Are Dual-Phase 18F-Fluorodeoxyglucose PET-mpMRI Diagnostic Performances to Distinguish Brain Tumour Radionecrosis/Recurrence after Cranial Radiotherapy Usable in Routine?
- PMID: 39335186
- PMCID: PMC11429908
- DOI: 10.3390/cancers16183216
Are Dual-Phase 18F-Fluorodeoxyglucose PET-mpMRI Diagnostic Performances to Distinguish Brain Tumour Radionecrosis/Recurrence after Cranial Radiotherapy Usable in Routine?
Abstract
Brain metastases or primary brain tumours had poor prognosis until the use of high dose radiotherapy. However, radionecrosis is a complex challenge in the post-radiotherapy management of these patients due to the difficulty of distinguishing this complication from local tumour recurrence. MRI alone has a variable specificity and sensibility, as does PET-CT imaging. We aimed to investigate the diagnostic performance of dual-phase 18F-FDG PET-mpMRI to distinguish cerebral radionecrosis from local tumour recurrence after cranial radiotherapy. A retrospective analysis was conducted between May 2021 and September 2022. Inclusion criteria encompassed patients with inconclusive MRI findings post-radiotherapy and history of cerebral radiotherapy for primary or metastatic brain lesions.
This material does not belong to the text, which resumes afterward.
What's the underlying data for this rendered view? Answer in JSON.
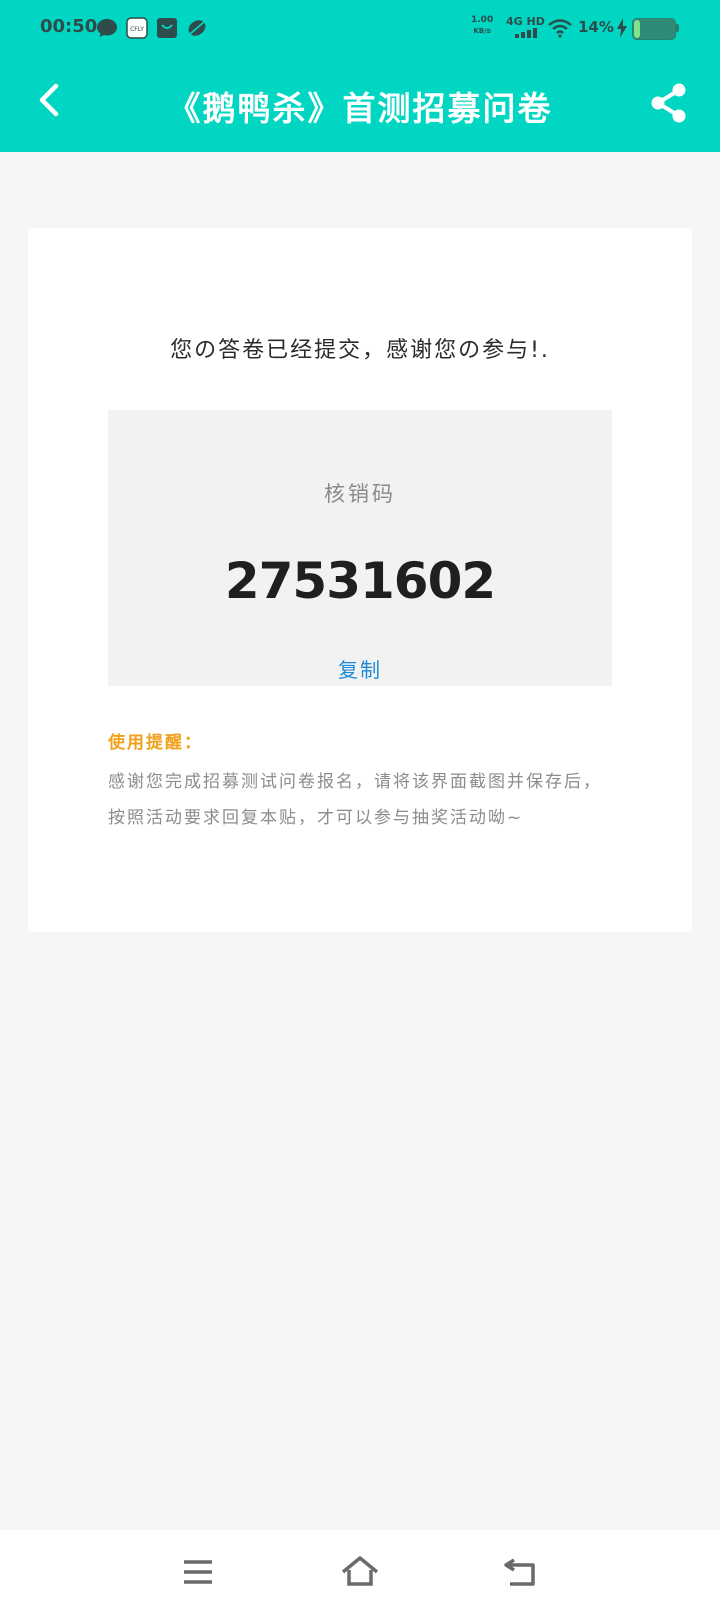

Lesions are assessed qualitatively and semi-quantitatively. The gold standard to assess radionecrosis was histopathology or a composite criterion at three months. The study evaluated 24 lesions in 23 patients. Qualitative analysis yielded 85.7% sensitivity and 75% specificity. Semi-quantitative analysis, based on contralateral background noise, achieved 100% sensitivity and 50% specificity. Moreover, using contralateral frontal lobe background noise resulted in higher performances with 92% sensitivity and 63% specificity. Stratification by lesion type demonstrated 100% sensitivity and specificity rates for metastatic lesions. The diagnostic performance of dual-phase 18F-FDG PET-mpMRI shows promising results for metastatic lesions.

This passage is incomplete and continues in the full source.